Pada Senin, 17 Juli 2017 KPK menetapkan Setya Novanto yang kala itu menjabat sebagai Ketua
Fraksi Partai Golkar di DPR sebagai tersangka kasus korupsi pengadaan e-KTP untuk 2011-2012.
Penetapannya menjadikan ia sebagai tersangka keempat yang ditetapkan oleh KPK sebagai tersangka
setelah Irman, Sugiharto dan Andi Narogong. Setya Novanto diduga melakukan penyalahgunaan
wewenang dan tindakan menguntungkan diri sendiri atau orang lain atau korporasi dengan ikut
mengambil andil dalam pengaturan anggaran proyek e-KTP sebesar Rp 5,9 triliun sehingga merugikan
negara hingga Rp 2,3 triliun. Hal ini sesuai dengan pernyataan Irman dan Sugiharto di Pengadilan Tipikor.
Tindakan Setya Novanto disangkakan berdasarkan Pasal 3 atau Pasal 2 ayat 1 Undang-Undang
Pemberantasan Tindak Pidana Korupsi.Dalam persidangan yang digelar di Pengadilan Tindak Pidana
Korupsi (Tipikor) Jakarta pada Kamis (29/03), jaksa menilai Setya Novanto memiliki peran penting dalam
skandal korupsi yang merugikan negara sebesar Rp 2,3 triliun itu.

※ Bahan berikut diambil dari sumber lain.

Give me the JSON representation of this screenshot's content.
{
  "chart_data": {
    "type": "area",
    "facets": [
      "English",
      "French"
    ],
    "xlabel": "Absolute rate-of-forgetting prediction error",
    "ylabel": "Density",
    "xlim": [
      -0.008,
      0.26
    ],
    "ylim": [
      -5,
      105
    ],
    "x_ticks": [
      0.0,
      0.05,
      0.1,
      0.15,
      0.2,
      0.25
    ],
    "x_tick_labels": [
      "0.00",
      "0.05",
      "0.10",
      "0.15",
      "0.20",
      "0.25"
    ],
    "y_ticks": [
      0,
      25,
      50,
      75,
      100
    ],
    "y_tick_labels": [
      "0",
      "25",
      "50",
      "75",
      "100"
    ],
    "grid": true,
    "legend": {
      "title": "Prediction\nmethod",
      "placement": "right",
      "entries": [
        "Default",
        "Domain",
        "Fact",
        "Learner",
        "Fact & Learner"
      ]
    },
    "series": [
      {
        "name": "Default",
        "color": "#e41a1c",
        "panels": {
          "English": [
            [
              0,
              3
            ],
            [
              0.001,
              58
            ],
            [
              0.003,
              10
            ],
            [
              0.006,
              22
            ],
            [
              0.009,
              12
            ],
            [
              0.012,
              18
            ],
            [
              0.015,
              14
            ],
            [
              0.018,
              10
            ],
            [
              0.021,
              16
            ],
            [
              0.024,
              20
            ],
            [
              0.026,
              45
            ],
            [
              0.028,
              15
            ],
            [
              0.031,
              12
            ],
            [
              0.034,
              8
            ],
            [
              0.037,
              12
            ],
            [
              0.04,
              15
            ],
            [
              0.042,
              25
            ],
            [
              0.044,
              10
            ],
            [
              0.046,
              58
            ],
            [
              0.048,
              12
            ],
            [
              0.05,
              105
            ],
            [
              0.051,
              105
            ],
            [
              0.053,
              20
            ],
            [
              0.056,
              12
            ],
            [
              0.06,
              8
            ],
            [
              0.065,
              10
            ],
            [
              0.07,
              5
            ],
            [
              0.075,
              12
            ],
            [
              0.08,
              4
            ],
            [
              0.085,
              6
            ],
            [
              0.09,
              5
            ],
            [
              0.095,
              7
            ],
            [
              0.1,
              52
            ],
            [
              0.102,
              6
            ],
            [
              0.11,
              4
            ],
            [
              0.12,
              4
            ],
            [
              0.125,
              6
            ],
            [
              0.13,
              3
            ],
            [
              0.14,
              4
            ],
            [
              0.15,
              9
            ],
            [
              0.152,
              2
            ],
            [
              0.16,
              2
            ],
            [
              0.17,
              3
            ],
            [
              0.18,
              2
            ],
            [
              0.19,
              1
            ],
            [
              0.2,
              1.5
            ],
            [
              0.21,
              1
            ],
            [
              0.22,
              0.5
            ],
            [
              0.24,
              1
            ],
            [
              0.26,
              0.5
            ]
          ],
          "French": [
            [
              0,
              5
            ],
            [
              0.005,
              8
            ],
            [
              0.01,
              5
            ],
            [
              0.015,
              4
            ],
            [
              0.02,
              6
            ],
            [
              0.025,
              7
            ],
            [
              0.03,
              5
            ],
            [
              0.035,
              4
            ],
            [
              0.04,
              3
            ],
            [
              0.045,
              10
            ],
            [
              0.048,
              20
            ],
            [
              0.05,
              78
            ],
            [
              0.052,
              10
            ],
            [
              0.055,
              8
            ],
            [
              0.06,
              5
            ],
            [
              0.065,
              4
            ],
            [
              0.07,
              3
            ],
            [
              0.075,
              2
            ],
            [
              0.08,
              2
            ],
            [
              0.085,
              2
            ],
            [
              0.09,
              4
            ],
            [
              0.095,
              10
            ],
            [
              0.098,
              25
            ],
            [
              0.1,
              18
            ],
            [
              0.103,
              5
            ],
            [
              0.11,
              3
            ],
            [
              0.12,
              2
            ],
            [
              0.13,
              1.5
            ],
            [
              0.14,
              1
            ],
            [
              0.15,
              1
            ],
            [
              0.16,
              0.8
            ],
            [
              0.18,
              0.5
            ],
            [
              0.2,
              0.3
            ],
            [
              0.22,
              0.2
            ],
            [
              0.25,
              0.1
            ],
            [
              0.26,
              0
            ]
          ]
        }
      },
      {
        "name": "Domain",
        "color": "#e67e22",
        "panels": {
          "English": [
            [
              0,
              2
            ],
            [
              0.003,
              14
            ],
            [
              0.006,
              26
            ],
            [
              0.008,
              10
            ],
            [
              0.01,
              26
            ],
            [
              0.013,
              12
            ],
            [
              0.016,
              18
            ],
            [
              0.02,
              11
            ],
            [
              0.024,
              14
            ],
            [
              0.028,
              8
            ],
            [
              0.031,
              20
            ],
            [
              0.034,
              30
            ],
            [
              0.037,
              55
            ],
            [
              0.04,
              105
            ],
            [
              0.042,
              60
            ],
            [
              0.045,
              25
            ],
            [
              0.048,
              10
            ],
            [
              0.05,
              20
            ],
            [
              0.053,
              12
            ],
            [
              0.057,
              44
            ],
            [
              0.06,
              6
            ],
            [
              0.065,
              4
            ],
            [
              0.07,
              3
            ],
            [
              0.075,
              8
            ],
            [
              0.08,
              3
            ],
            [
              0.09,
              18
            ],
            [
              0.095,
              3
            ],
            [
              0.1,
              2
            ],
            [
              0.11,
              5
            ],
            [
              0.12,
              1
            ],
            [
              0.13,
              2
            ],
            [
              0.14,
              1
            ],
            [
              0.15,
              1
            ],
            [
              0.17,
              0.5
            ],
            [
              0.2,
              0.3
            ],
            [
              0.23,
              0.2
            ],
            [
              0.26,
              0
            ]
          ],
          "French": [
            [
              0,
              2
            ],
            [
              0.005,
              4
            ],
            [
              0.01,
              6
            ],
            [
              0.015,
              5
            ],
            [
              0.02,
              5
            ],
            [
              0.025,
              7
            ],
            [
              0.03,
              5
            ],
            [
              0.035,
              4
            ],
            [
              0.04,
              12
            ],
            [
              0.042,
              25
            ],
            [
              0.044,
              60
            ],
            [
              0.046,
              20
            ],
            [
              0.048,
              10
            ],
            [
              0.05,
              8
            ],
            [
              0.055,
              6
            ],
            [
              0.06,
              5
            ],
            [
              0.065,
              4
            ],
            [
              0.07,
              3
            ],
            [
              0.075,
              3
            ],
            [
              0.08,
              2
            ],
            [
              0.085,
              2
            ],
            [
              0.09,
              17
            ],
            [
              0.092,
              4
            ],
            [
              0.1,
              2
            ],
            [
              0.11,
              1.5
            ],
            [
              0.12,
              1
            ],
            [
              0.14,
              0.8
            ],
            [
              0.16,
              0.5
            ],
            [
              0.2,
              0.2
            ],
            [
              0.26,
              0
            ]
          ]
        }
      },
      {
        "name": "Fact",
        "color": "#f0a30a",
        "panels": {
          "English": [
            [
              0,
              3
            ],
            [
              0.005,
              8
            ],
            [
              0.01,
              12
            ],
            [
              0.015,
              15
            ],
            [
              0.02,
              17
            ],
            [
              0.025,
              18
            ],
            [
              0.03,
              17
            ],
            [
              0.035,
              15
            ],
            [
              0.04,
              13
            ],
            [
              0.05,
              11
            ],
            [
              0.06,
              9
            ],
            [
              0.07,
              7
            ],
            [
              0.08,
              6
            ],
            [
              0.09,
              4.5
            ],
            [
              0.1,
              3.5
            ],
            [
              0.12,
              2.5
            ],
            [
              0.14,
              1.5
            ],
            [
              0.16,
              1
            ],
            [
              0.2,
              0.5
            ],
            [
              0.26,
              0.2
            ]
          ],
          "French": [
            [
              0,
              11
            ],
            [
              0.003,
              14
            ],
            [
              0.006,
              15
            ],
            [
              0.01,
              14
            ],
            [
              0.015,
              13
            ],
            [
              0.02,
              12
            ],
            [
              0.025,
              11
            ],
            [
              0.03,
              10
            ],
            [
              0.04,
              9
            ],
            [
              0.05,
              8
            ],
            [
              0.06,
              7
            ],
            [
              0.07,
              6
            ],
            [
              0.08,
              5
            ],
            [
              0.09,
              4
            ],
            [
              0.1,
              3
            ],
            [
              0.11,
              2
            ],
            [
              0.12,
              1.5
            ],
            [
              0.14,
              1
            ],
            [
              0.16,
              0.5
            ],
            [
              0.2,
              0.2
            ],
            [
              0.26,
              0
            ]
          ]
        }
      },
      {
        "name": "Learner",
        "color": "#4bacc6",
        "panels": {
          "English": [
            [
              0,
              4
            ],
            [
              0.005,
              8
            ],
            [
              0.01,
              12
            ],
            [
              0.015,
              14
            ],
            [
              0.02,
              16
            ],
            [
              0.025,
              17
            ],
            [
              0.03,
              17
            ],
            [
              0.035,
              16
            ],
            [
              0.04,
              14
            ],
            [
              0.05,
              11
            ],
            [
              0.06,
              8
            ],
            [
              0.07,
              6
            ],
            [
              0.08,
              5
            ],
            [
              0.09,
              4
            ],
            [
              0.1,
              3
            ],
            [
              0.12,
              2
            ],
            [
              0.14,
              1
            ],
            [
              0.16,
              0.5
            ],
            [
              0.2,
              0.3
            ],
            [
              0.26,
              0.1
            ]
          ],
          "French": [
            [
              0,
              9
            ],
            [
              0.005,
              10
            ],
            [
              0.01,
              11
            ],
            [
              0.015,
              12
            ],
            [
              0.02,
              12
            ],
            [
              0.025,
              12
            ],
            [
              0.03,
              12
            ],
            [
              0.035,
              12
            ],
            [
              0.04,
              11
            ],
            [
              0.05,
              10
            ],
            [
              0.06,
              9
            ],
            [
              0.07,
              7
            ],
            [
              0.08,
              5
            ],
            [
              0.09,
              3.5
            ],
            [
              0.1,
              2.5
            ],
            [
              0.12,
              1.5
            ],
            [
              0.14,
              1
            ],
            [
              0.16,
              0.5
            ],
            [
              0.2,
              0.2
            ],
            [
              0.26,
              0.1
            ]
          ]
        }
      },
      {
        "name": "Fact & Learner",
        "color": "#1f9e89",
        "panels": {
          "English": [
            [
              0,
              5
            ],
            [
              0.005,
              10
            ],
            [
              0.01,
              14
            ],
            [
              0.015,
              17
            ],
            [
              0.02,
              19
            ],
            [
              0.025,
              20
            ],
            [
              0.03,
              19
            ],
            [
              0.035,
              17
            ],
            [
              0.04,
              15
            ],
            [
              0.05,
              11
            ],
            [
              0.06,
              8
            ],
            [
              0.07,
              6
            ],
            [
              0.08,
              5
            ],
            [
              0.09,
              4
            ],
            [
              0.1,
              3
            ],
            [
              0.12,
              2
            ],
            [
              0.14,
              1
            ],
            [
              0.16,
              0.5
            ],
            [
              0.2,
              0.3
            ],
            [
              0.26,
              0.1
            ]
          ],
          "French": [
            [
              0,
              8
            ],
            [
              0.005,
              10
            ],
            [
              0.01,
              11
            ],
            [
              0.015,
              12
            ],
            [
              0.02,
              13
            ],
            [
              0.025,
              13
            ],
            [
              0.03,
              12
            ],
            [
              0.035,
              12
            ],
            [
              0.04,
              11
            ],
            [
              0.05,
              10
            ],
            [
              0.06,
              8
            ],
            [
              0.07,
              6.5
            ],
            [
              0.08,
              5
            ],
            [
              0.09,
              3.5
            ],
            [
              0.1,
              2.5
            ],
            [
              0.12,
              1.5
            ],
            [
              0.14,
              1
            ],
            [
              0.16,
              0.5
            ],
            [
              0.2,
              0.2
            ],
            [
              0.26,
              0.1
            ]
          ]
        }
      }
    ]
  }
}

Dia dituding melakukan korupsi
bersama sembilan orang lainnya.Maka dari itu, jaksa menuntut majelis hakim untuk menyatakan Setya
Novanto bersalah dalam perkara korupsi KTP elektronik itu, dan "menjatuhkan hukuman kurungan
selama 16 tahun dan denda sebesar Rp 1miliar, yang apabila tidak dibayar diganti kurungan selama 6
bulan," ujar jaksa Abdul Basir. Jaksa menuntut pula hukuman tambahan berupa uang pengganti US$7,3
juta yang dikurangi oleh uang yang sudah dikembalikan terdakwa sebesar Rp 5 miliar rupiah. Selain itu,
jaksa pula menuntut Setya Novanto untuk dicabut hak politiknya selama 5 tahun.